Meskipun ulasan menunjukkan masih ada kekakuan dalam penggunaan, potensi AI multimodal seperti ini dianggap sangat besar. CTO Meta, Andrew Bosworth, menyebut perusahaan sedang menggandakan upaya untuk membangun ekosistem wearable AI yang kuat dan menarik bagi pasar luas.
Tantangan Harga dan Privasi
Meski memiliki potensi, tantangan besar tetap ada. Thomas Husson, analis dari Forrester, menyebut kacamata pintar masih tergolong produk niche, dan keberhasilan Meta belum tentu mencerminkan keunggulan teknologi. Kekhawatiran juga muncul terkait privasi, terutama jika data dari perangkat digunakan untuk iklan, mengingat bisnis utama Meta adalah periklanan.

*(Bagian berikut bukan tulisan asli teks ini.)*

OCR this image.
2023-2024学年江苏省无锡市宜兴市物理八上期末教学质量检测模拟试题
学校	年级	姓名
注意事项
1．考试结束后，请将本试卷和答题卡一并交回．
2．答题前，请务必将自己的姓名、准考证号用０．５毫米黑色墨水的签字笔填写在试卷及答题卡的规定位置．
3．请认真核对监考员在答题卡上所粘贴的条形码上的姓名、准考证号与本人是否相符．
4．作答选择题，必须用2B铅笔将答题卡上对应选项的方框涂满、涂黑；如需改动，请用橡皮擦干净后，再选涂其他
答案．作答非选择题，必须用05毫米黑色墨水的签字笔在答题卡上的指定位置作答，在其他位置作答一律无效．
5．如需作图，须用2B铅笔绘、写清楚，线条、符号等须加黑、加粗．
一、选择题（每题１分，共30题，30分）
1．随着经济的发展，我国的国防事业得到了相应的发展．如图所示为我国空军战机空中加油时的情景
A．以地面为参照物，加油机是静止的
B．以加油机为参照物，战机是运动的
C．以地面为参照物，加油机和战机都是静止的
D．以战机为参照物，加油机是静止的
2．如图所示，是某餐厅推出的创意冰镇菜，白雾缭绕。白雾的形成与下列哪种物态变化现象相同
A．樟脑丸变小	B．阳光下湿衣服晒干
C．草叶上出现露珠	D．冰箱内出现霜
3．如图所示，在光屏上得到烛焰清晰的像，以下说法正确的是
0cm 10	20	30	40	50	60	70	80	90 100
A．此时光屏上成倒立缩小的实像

Sementara itu, Brilliant Labs, perusahaan asal Singapura, menawarkan pendekatan berbeda lewat kacamata pintar Frame seharga US$349.
Perangkat ini menggunakan model AI dari OpenAI, Stability AI, dan Perplexity, serta mengusung filosofi open-source. CEO Bobak Tavangar menilai pendekatan seperti Meta yang mengandalkan iklan tidak cocok untuk perangkat yang sangat pribadi seperti AI wearable.
Meta belum memberikan keterangan resmi soal penggunaan data dari kacamata pintarnya untuk iklan. Namun laporan menyebut bahwa perusahaan tengah mempertimbangkan pembelian saham EssilorLuxottica sebesar 5 persen, mempertegas ambisinya dalam pasar perangkat AI.
Pada akhirnya, seiring berkembangnya teknologi, model bisnis akan menjadi faktor kunci selain desain perangkat keras. Tanpa pendapatan dari iklan, perusahaan mungkin harus menjual perangkat dengan harga tinggi atau menerapkan skema berlangganan untuk layanan AI mereka.
Dengan kata lain, AI mungkin mampu melakukan banyak hal menakjubkan—tapi belum bisa menghapus realitas ekonomi di balik perangkat yang menggunakannya.